After decades of research and exploration of the Red Planet, NASA announced Monday the definitive existence of surface water on Mars. The implications of the discovery are, according to scientists, staggering.
Other than Mars’ polar ice caps, water as we know it on Earth could not be observed on the Red Planet due to its incredibly low atmospheric pressure. The boiling point on Mars is only 10°C. But the water making headlines Monday was found to be a brine of perchlorate salts — essentially a form of antifreeze — that lowers water’s freezing point from 0 to —70°C, and raises its boiling point to 24°C.
“Follow the Water”
NASA’s Mars Reconnaissance Orbiter (MRO) observed streaks, known as recurring slope lineae (RSL), on the slopes of mountains and craters across the planet that appeared to ebb and flow in photos taken over the course of several years. This puzzled researchers, as the geology of the eroding terrain would suggest streams of water running down the mountainsides, except that it was too cold for it to possibly be pure water.
“Our quest on Mars has been to ‘follow the water,’ in our search for life in the universe, and now we have convincing science that validates what we’ve long suspected,” said John Grunsfeld, astronaut and associate administrator of NASA’s Science Mission Directorate in Washington. “This is a significant development, as it appears to confirm that water — albeit briny — is flowing today on the surface of Mars.”
Private space exploration firm Space-X, led by Tesla Motors CEO Elon Musk, has been hard at work developing reusable rockets in the expectation of eventually of finding an extraterrestrial source for rocket fuel, which now looks more likely than ever before. A colonized Mars could also become a transportation hub for manned missions further out into the solar system.
One Mystery Solved, Many More To Go
Mars scientists have long speculated the existence of water on Mars beyond just ice. A massive subterranean glacier was discovered under the region known as Arcadia Planitia, where an impact crater exposed it’s existence. That discovery also lent credence to the theory of water in some chemical form that we on Earth couldn’t quite visually observe. How the planet has become the barren tundra it is today still baffles scientists, but data coming back from Mars today is enhancing what we know exponentially.

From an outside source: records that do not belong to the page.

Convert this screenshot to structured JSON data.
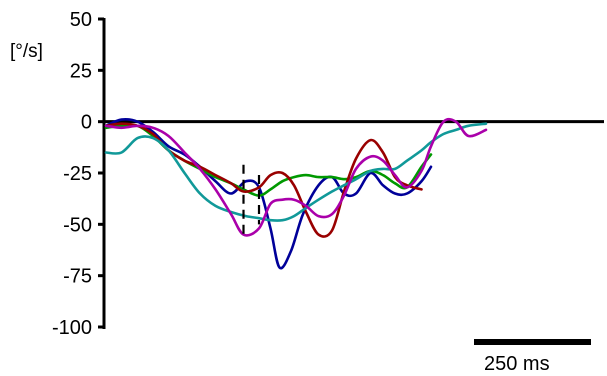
{
  "chart_data": {
    "type": "line",
    "title": "",
    "xlabel": "",
    "ylabel": "[°/s]",
    "ylim": [
      -100,
      50
    ],
    "yticks": [
      50,
      25,
      0,
      -25,
      -50,
      -75,
      -100
    ],
    "ytick_labels": [
      "50",
      "25",
      "0",
      "-25",
      "-50",
      "-75",
      "-100"
    ],
    "x_unit": "ms",
    "scale_bar": {
      "label": "250 ms",
      "length_ms": 250
    },
    "zero_line": true,
    "grid": false,
    "legend": "none",
    "markers": [
      {
        "style": "dashed-vertical",
        "x": 275,
        "y_from": -21,
        "y_to": -55
      },
      {
        "style": "dashed-vertical",
        "x": 306,
        "y_from": -26,
        "y_to": -50
      }
    ],
    "series": [
      {
        "color": "#000099",
        "x": [
          0,
          31,
          63,
          94,
          125,
          157,
          188,
          219,
          250,
          280,
          306,
          329,
          347,
          370,
          394,
          425,
          452,
          476,
          500,
          529,
          554,
          578,
          602,
          631,
          650
        ],
        "y": [
          -2,
          1,
          0,
          -5,
          -12,
          -16,
          -22,
          -29,
          -35,
          -29,
          -32,
          -52,
          -71,
          -63,
          -45,
          -31,
          -27,
          -35,
          -35,
          -25,
          -31,
          -35,
          -35,
          -29,
          -22
        ]
      },
      {
        "color": "#009900",
        "x": [
          0,
          31,
          63,
          94,
          125,
          157,
          188,
          219,
          250,
          275,
          306,
          329,
          353,
          376,
          400,
          425,
          452,
          476,
          500,
          529,
          554,
          578,
          602,
          631,
          650
        ],
        "y": [
          -3,
          -2,
          -2,
          -7,
          -14,
          -19,
          -23,
          -27,
          -30,
          -33,
          -36,
          -33,
          -29,
          -27,
          -26,
          -27,
          -27,
          -28,
          -27,
          -24,
          -26,
          -30,
          -32,
          -22,
          -16
        ]
      },
      {
        "color": "#990000",
        "x": [
          0,
          31,
          63,
          94,
          125,
          157,
          188,
          219,
          250,
          275,
          306,
          329,
          353,
          376,
          400,
          425,
          452,
          476,
          500,
          529,
          554,
          578,
          602,
          631
        ],
        "y": [
          -2,
          -1,
          -2,
          -6,
          -14,
          -19,
          -22,
          -26,
          -30,
          -34,
          -32,
          -26,
          -25,
          -31,
          -44,
          -55,
          -53,
          -34,
          -18,
          -9,
          -15,
          -27,
          -31,
          -33
        ]
      },
      {
        "color": "#119999",
        "x": [
          0,
          31,
          63,
          94,
          125,
          157,
          188,
          219,
          250,
          280,
          306,
          329,
          353,
          376,
          400,
          425,
          452,
          476,
          500,
          529,
          554,
          578,
          602,
          631,
          650,
          675,
          700,
          725,
          760
        ],
        "y": [
          -15,
          -15,
          -8,
          -8,
          -14,
          -25,
          -35,
          -41,
          -44,
          -46,
          -47,
          -48,
          -48,
          -46,
          -42,
          -38,
          -34,
          -31,
          -28,
          -24,
          -23,
          -23,
          -19,
          -14,
          -10,
          -6,
          -4,
          -2,
          -1
        ]
      },
      {
        "color": "#aa00aa",
        "x": [
          0,
          31,
          63,
          94,
          125,
          157,
          188,
          219,
          250,
          275,
          306,
          329,
          353,
          376,
          400,
          425,
          452,
          476,
          500,
          529,
          554,
          578,
          602,
          631,
          650,
          675,
          700,
          725,
          760
        ],
        "y": [
          -2,
          -3,
          -2,
          -3,
          -7,
          -15,
          -23,
          -33,
          -45,
          -55,
          -52,
          -40,
          -38,
          -38,
          -41,
          -46,
          -45,
          -36,
          -23,
          -17,
          -19,
          -26,
          -32,
          -24,
          -12,
          0,
          0,
          -7,
          -4
        ]
      }
    ]
  }
}
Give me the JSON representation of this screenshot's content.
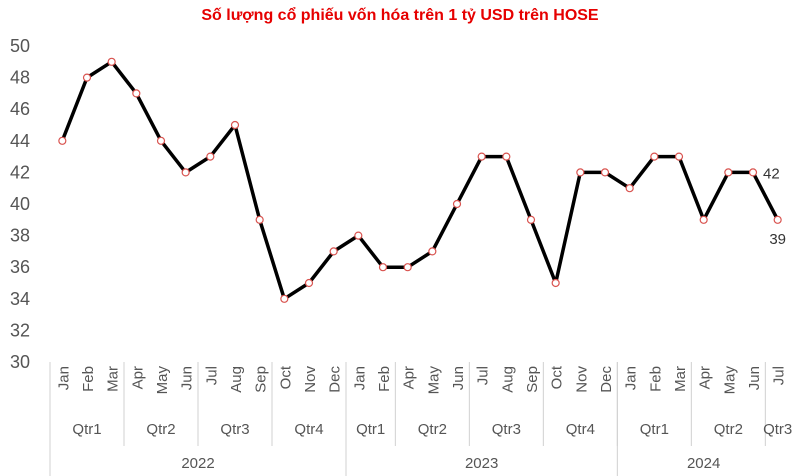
{
  "chart_data": {
    "type": "line",
    "title": "Số lượng cổ phiếu vốn hóa trên 1 tỷ USD trên HOSE",
    "xlabel": "",
    "ylabel": "",
    "ylim": [
      30,
      50
    ],
    "yticks": [
      "30",
      "32",
      "34",
      "36",
      "38",
      "40",
      "42",
      "44",
      "46",
      "48",
      "50"
    ],
    "grid": false,
    "categories": [
      "Jan",
      "Feb",
      "Mar",
      "Apr",
      "May",
      "Jun",
      "Jul",
      "Aug",
      "Sep",
      "Oct",
      "Nov",
      "Dec",
      "Jan",
      "Feb",
      "Apr",
      "May",
      "Jun",
      "Jul",
      "Aug",
      "Sep",
      "Oct",
      "Nov",
      "Dec",
      "Jan",
      "Feb",
      "Mar",
      "Apr",
      "May",
      "Jun",
      "Jul"
    ],
    "quarters": [
      {
        "label": "Qtr1",
        "count": 3
      },
      {
        "label": "Qtr2",
        "count": 3
      },
      {
        "label": "Qtr3",
        "count": 3
      },
      {
        "label": "Qtr4",
        "count": 3
      },
      {
        "label": "Qtr1",
        "count": 2
      },
      {
        "label": "Qtr2",
        "count": 3
      },
      {
        "label": "Qtr3",
        "count": 3
      },
      {
        "label": "Qtr4",
        "count": 3
      },
      {
        "label": "Qtr1",
        "count": 3
      },
      {
        "label": "Qtr2",
        "count": 3
      },
      {
        "label": "Qtr3",
        "count": 1
      }
    ],
    "years": [
      {
        "label": "2022",
        "count": 12
      },
      {
        "label": "2023",
        "count": 11
      },
      {
        "label": "2024",
        "count": 7
      }
    ],
    "series": [
      {
        "values": [
          44,
          48,
          49,
          47,
          44,
          42,
          43,
          45,
          39,
          34,
          35,
          37,
          38,
          36,
          36,
          37,
          40,
          43,
          43,
          39,
          35,
          42,
          42,
          41,
          43,
          43,
          39,
          42,
          42,
          39
        ]
      }
    ],
    "data_labels": [
      {
        "index": 28,
        "text": "42"
      },
      {
        "index": 29,
        "text": "39"
      }
    ],
    "colors": {
      "title": "#e60000",
      "line": "#000000",
      "marker_stroke": "#d9534f",
      "marker_fill": "#ffffff",
      "axis_text": "#555555",
      "separator": "#d0d0d0"
    }
  }
}
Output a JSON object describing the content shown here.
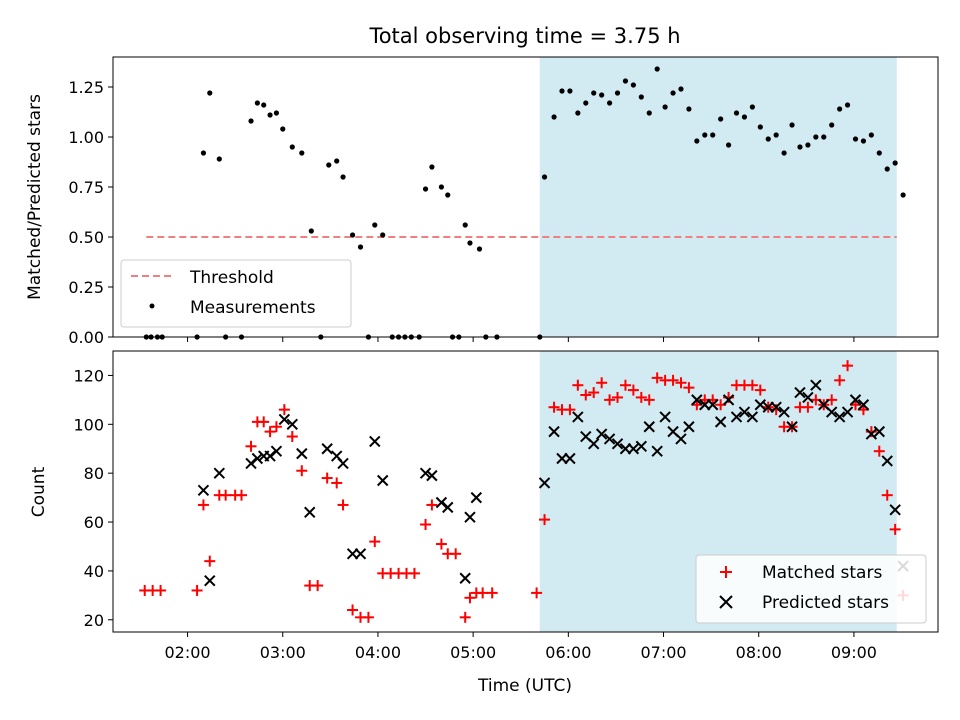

Somewhere around the vicinity of half a billion years ago is when scientists believe some incident caused Mars to lose most of its magnetism. As a result, the Martian atmosphere lost its ability to reflect the bombardment of ionized solar winds, making life on the surface of Mars inhospitable. The lack of strong magnetism was also the likely cause of the escape of Mars’ atmosphere. Scientists differ on what disrupted the magnetism, and theories range from a potential asteroid impact warming the Martian mantle around the core, to the idea that Mars has always simply been a “dead planet.”
What scientists do seem to agree on is that, at some point before the loss of magnetism half a billion years ago, Mars had oceans of water that covered perhaps more than two-thirds of the planet. It’s highly probable, they say, that life existed under those conditions. Half a billion years would seem like enough time for evidence of life to disappear completely from the Martian surface, but the perchlorate brine water suggests the possibility of some primordial life form unknown to humanity.
Organisms have been found in the deepest depths of Earth’s oceans that live entirely off of the highly salty brine water surrounding them, and scientists believe similar organisms could exist in similar conditions on other planets or moons in our own solar system.
Many believe it’s only a matter of time before such organisms are be observed on Mars. Between now and 2020, NASA, the European Space Agency, the Russian Federal Space Agency (FKA) and India’s Space Research Organization (ISRO) have a total of six more mission launches to Mars.
The ESA & FKA’s joint ExoMars mission, landing in 2019, will have a 2-meter long drill to take soil and ice samples to scan for potential subsurface life.